Wenn man zur Behandlung Anleitungen verwendet, dann muss man gezwungenermaßen
mechanische Maßnahmen ergreifen und in statistischen Erhebungen nach Beweisen
oder Bestätigungen suchen. Eine Anleitung von einem Therapeuten bedeutet,
dass es „Du sollst“- und „Du sollst nicht“-Regeln gibt. Im Grunde ist es
eine Moralposition des Arztes, der dem Patienten sagt, wie er leben soll –
so und so oft die Pillen abzusetzen, wenn man arbeiten gehen kann. Wenn wir
uns mit Gefühlen befassen, dann können wir die Therapie in Qualitätsbegriffen
messen – Lebensqualität und Gefühlsqualität. Ich glaube, dass keine
„Du sollst“-Regeln nötig sind, wenn der Patient fühlt und Zugang zu seinen
tief vergrabenen Gefühlen hat, und niemand muss einem anderen sagen, wie er
oder sie leben soll.
Das übliche Arrangement der konventionellen Psychotherapie wendet sich gegen
die Aufdeckung tiefer Realitäten. Aufrecht sitzen und die Angelegenheit
Die Vorstellung, dass mechanische Übungen, wie etwa mehr lachen, ausgehen und
Freunde besuchen, die Tiefe der Depression ungeschehen machen kann, ist reine
Candide-Pollyanna-Lösung ("schau’ auf die helle Seite") für
Probleme, die von alten historischen Kräften verursacht werden. Regeln
helfen dabei, tiefem Schmerz eine andere Fassade aufzusetzen. Und den finden wir
bei unseren Depressiven. Wenn man sieht, wie andere glücklich sind, macht es
einen manchmal umso deprimierter. Übungen? Die kanalisieren die Schmerzenergie
für kurze Zeit. Das Problem mit all den „Wie-man’s“ und mechanischen Übungen
ist, dass man sie immer wieder machen muss, weil sie alle flüchtige Notbehelfe
sind. Anleitungsbücher gibt es endlos viele, weil sie sich nicht mit Ursachen
befassen können und es nicht tun. Stattdessen bieten sie eine unendliche
Aufmachung kesselflickender Mechanismen. Das machen sie, weil man, um sich mit
Ursachen zu befassen, zu den genauen Gegenpolen des verbalen/expressiven Geistes
vordringen muss, um die Ereignisse und dazugehörigen Gefühle ausfindig zu
machen, die verankert wurden, bevor wir das Tageslicht auf diesem Planeten sahen
und bevor wir ein Wort sprechen konnten.
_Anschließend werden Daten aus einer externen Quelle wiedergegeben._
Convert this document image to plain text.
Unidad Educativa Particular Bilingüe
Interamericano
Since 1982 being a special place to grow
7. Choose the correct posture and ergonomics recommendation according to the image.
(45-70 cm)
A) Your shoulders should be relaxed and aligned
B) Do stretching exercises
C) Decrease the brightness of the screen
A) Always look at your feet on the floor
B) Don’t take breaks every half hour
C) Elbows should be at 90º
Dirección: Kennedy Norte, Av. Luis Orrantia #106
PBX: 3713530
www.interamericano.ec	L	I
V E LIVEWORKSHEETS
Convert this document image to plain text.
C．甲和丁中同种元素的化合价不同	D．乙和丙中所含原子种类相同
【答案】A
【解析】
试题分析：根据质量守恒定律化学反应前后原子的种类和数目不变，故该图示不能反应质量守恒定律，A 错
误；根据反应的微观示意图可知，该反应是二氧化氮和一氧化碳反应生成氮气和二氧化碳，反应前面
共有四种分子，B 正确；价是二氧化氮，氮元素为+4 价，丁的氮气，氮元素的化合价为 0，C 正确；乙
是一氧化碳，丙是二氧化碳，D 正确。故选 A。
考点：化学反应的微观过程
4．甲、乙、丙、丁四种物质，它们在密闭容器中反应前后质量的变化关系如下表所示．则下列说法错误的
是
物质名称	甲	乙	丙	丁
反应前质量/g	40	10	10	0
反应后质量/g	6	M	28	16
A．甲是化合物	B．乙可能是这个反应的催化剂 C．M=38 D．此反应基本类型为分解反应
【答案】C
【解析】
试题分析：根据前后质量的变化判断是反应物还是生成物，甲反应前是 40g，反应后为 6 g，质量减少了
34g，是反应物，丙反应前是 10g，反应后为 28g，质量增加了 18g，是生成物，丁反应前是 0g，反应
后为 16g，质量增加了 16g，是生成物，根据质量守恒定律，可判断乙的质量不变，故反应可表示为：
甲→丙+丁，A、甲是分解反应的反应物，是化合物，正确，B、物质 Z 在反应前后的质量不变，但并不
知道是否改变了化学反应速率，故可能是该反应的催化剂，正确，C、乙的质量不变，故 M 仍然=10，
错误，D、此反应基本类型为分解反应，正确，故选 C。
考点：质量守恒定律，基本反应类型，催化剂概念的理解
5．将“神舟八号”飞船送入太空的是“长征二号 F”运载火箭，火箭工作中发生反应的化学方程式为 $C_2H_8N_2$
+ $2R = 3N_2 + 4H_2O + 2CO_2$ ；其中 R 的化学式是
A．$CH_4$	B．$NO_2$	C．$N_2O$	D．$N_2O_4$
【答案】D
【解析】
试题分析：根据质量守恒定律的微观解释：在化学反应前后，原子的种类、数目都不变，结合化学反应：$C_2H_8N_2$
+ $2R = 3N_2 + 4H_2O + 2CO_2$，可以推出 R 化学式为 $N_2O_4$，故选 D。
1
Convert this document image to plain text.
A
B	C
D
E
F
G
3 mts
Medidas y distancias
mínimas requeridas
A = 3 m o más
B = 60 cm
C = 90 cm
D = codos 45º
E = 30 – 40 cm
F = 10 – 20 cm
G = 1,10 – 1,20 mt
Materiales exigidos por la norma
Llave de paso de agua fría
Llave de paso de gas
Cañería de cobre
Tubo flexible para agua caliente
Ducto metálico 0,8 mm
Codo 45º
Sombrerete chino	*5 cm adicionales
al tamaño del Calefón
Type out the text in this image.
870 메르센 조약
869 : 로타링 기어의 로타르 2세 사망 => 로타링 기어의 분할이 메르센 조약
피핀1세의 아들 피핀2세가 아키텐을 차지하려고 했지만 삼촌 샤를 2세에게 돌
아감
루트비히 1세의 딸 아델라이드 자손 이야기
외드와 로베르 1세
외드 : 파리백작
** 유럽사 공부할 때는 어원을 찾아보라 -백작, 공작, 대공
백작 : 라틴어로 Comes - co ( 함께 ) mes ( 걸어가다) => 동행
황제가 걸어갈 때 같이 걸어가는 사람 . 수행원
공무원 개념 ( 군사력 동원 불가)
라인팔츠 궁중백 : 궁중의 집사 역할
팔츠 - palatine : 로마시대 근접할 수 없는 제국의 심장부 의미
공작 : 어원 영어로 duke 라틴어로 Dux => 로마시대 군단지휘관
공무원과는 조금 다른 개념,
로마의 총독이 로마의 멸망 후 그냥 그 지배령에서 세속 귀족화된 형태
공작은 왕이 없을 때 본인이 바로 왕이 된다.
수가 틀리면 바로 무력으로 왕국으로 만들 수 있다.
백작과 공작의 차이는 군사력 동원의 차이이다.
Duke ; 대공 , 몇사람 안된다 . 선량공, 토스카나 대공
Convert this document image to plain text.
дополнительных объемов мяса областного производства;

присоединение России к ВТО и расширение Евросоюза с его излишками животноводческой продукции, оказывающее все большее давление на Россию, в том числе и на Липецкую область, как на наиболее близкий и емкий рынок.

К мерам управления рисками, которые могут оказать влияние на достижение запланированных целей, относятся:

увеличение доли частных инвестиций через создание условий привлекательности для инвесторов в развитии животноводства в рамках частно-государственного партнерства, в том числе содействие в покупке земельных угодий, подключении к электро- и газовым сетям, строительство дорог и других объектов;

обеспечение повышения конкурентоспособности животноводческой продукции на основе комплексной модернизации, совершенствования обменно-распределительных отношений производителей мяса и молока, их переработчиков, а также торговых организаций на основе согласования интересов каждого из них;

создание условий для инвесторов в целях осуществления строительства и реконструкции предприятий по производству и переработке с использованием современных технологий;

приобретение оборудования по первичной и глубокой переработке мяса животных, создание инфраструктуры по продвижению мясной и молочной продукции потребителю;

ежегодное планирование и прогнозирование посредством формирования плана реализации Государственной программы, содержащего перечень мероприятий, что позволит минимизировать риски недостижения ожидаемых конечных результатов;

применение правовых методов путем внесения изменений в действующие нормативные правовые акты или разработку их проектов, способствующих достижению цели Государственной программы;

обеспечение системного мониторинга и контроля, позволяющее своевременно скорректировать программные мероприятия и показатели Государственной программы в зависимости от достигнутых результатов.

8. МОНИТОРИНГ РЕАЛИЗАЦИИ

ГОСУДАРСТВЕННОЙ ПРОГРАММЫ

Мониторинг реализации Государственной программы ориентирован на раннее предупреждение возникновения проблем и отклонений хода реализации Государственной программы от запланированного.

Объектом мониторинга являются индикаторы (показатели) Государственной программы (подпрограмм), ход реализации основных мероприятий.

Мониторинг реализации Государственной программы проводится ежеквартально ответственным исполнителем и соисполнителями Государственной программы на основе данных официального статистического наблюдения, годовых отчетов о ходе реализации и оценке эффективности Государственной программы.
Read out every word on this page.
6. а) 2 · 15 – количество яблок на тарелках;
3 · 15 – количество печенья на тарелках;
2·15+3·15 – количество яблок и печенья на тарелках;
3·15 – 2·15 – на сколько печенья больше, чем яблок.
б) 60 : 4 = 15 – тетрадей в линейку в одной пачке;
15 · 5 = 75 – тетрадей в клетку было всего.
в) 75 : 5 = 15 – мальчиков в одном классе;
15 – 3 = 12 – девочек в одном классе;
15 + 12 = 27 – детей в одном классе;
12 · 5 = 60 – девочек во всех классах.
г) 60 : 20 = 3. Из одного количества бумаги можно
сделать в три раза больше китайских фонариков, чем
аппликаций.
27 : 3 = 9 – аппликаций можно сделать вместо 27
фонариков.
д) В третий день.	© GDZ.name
Wir können nicht mit etwas reden,
das keine Sprache spricht. |
-2-
Es gibt keine 10 Schritte zur Gesundheit; wir können keiner „yellow brick
road“ ins Nirwana folgen. Wie wir sehen werden, ist Depression ein Zustand
massiver Verdrängung vieler Gefühle und Einprägungen. Sie müssen in
zeitlicher Reihenfolge von den jüngsten zu den am weitesten zurückliegenden
wiedererlebt werden. Meine Depressiven haben viele Gefühle gemeinsam, und diese
stammen aus ähnlichen Geburtsgeschichten. Ich habe diese Idee nicht ausgeheckt
und dann auf Patienten angewandt. Ich habe einfach aufgeschrieben, was sie
sagten und durchgemacht hatten. Aus meinen Beobachtungen habe ich eine Theorie
aufgestellt. Der Grund, dass wir vorher nicht dorthin gegangen sind, besteht
darin, dass die Tiefen des Unbewussten niemals erforscht worden sind. Wenn wir
nichts über die Tiefen wissen, die es zu ergründen gilt, werden wir keinen Weg
finden, um dorthin zu gelangen. Wenn wir auf der verbalen Ebene bleiben, werden
wir die Erinnerungen, die tief im Gehirn aufgezeichnet sind, nie erreichen. Wenn
zum Beispiel depressive Patienten in die Therapie kommen, kann ihre Körpertemperatur
im Zustand tiefer Depression auf 94,5 oder 95 Grad (F) [=
34,7°(C) oder 35°(C)] absinken. Nachdem jemand eine tiefe Hoffnungslosigkeit
wiedererlebt, kann sich seine Körpertemperatur auf 98,6 (F)
[=
37°C]
normalisieren. Das ist nur eine von vielen Kontrollen, die wir haben. Die
Gehirnstrukturen, welche die Temperatur im Körper kontrollieren, befinden sich
tief im Gehirn. Die Tatsache, dass die Therapie die Sollwerte der Körpertemperatur
ändert, zeigt mir an, dass wir tiefliegende Teile des Zentralnervensystems
beeinflusst haben. Der
Depressive ist im Großen und Ganzen ein Parasympath – jemand, dessen
Gesamtsystem zu diesem Teil des Nervensystems (dem parasympathischen) verschoben
ist. Dieser Unterabschnitt des Nervensystems wird vom Hypothalamus kontrolliert.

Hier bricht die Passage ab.